I'm experimenting with BufferStrategy. I can run both my screens in full screen exclusive, both vsynching. That is nice.

I'm however experiencing some extremely strange timings, and I wonder if some light can be shed on this.

I first believed that waits for retrace, locking the entire graphics system while this waiting happens. This because the wait() is using the most time. I soon realized that this is obviously the case when the drawing time is less than 1/60 second, as the refresh on my monitor is 60Hz - there aren't enough backbuffers then, and it will halt until the retrace is done and the current show-buffer is freed to begin drawing into. But what puzzles me, is that show() is still the most time-consuming operation when the total time between each invocation goes above 16.667 ms, and that this time is proportional with the amount of copies drawn.

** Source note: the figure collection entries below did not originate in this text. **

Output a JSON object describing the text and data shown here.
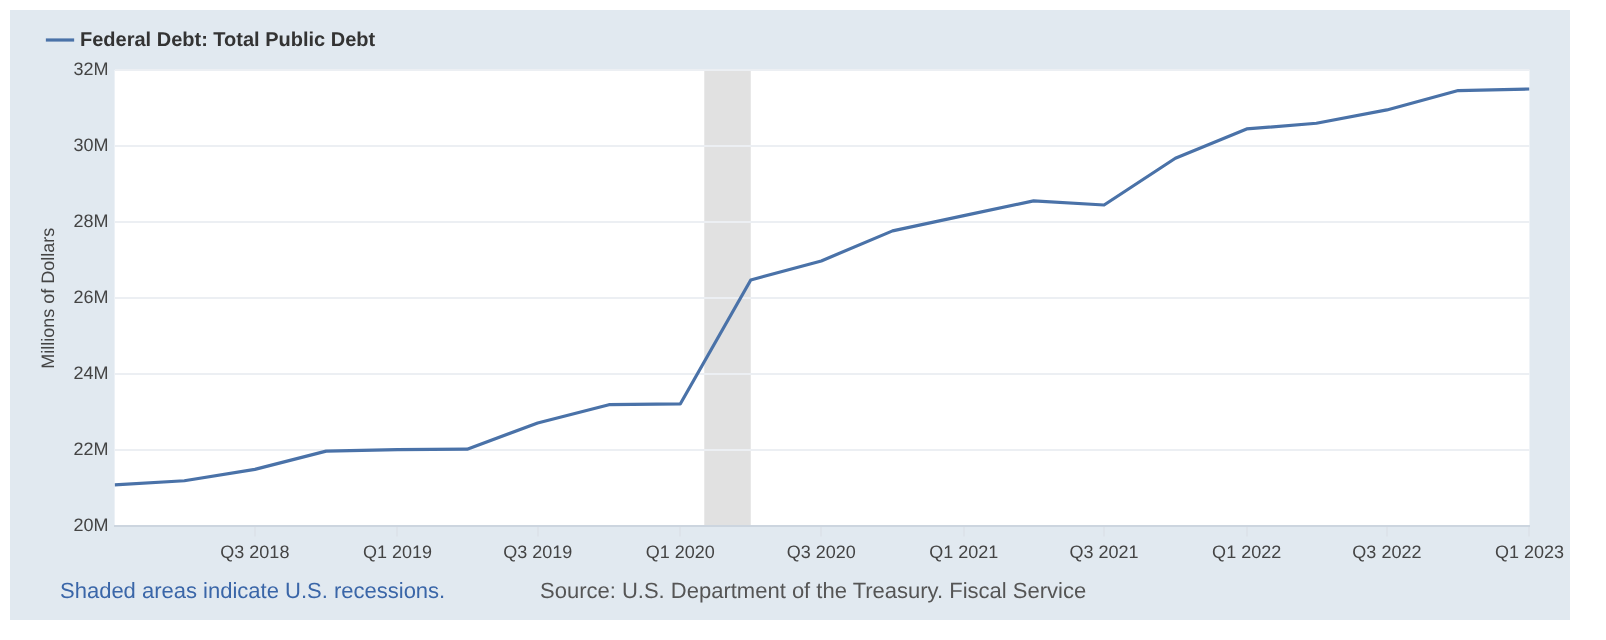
{
  "chart_data": {
    "type": "line",
    "ylabel": "Millions of Dollars",
    "legend": "top left",
    "grid": "y",
    "marker": "none",
    "line_style": "solid",
    "x": [
      "2018-01-01",
      "2018-04-01",
      "2018-07-01",
      "2018-10-01",
      "2019-01-01",
      "2019-04-01",
      "2019-07-01",
      "2019-10-01",
      "2020-01-01",
      "2020-04-01",
      "2020-07-01",
      "2020-10-01",
      "2021-01-01",
      "2021-04-01",
      "2021-07-01",
      "2021-10-01",
      "2022-01-01",
      "2022-04-01",
      "2022-07-01",
      "2022-10-01",
      "2023-01-01"
    ],
    "series": [
      {
        "name": "Federal Debt: Total Public Debt",
        "color": "#4a72a8",
        "values": [
          21.09,
          21.2,
          21.5,
          21.98,
          22.02,
          22.03,
          22.72,
          23.2,
          23.22,
          26.48,
          26.98,
          27.77,
          28.17,
          28.56,
          28.45,
          29.68,
          30.45,
          30.6,
          30.95,
          31.46,
          31.5
        ]
      }
    ],
    "xlim": [
      "2018-01-01",
      "2023-01-01"
    ],
    "xticks": [
      {
        "value": "2018-07-01",
        "label": "Q3 2018"
      },
      {
        "value": "2019-01-01",
        "label": "Q1 2019"
      },
      {
        "value": "2019-07-01",
        "label": "Q3 2019"
      },
      {
        "value": "2020-01-01",
        "label": "Q1 2020"
      },
      {
        "value": "2020-07-01",
        "label": "Q3 2020"
      },
      {
        "value": "2021-01-01",
        "label": "Q1 2021"
      },
      {
        "value": "2021-07-01",
        "label": "Q3 2021"
      },
      {
        "value": "2022-01-01",
        "label": "Q1 2022"
      },
      {
        "value": "2022-07-01",
        "label": "Q3 2022"
      },
      {
        "value": "2023-01-01",
        "label": "Q1 2023"
      }
    ],
    "ylim": [
      20,
      32
    ],
    "yticks": [
      {
        "value": 20,
        "label": "20M"
      },
      {
        "value": 22,
        "label": "22M"
      },
      {
        "value": 24,
        "label": "24M"
      },
      {
        "value": 26,
        "label": "26M"
      },
      {
        "value": 28,
        "label": "28M"
      },
      {
        "value": 30,
        "label": "30M"
      },
      {
        "value": 32,
        "label": "32M"
      }
    ],
    "bands": [
      {
        "axis": "x",
        "from": "2020-02-01",
        "to": "2020-04-01",
        "color": "#e1e1e1"
      }
    ],
    "annotations": [
      "Shaded areas indicate U.S. recessions.",
      "Source: U.S. Department of the Treasury. Fiscal Service"
    ]
  }
}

I've thus begun wondering whether the new graphics system somehow /schedules/ drawing operations into some pipe, even for VolatileImages, so that my drawing-a-whole-lot-of-copies-of-an-image method return *before* the actual pixels are in place on the destination. The invocation of show() would in that case "flush" this pipeline (as would probably any g.drawImage(someVolatileImage));

I find this rather strange, but this explanation would also cover why I can't seem to get past the flush()-operation's timing by having the flush for each BufferStrategy going in separate threads, and trying to run the drawing thread into separate VolatileImages ("backbuffers"), being copied over into the BS when flush() has finished.

Any info?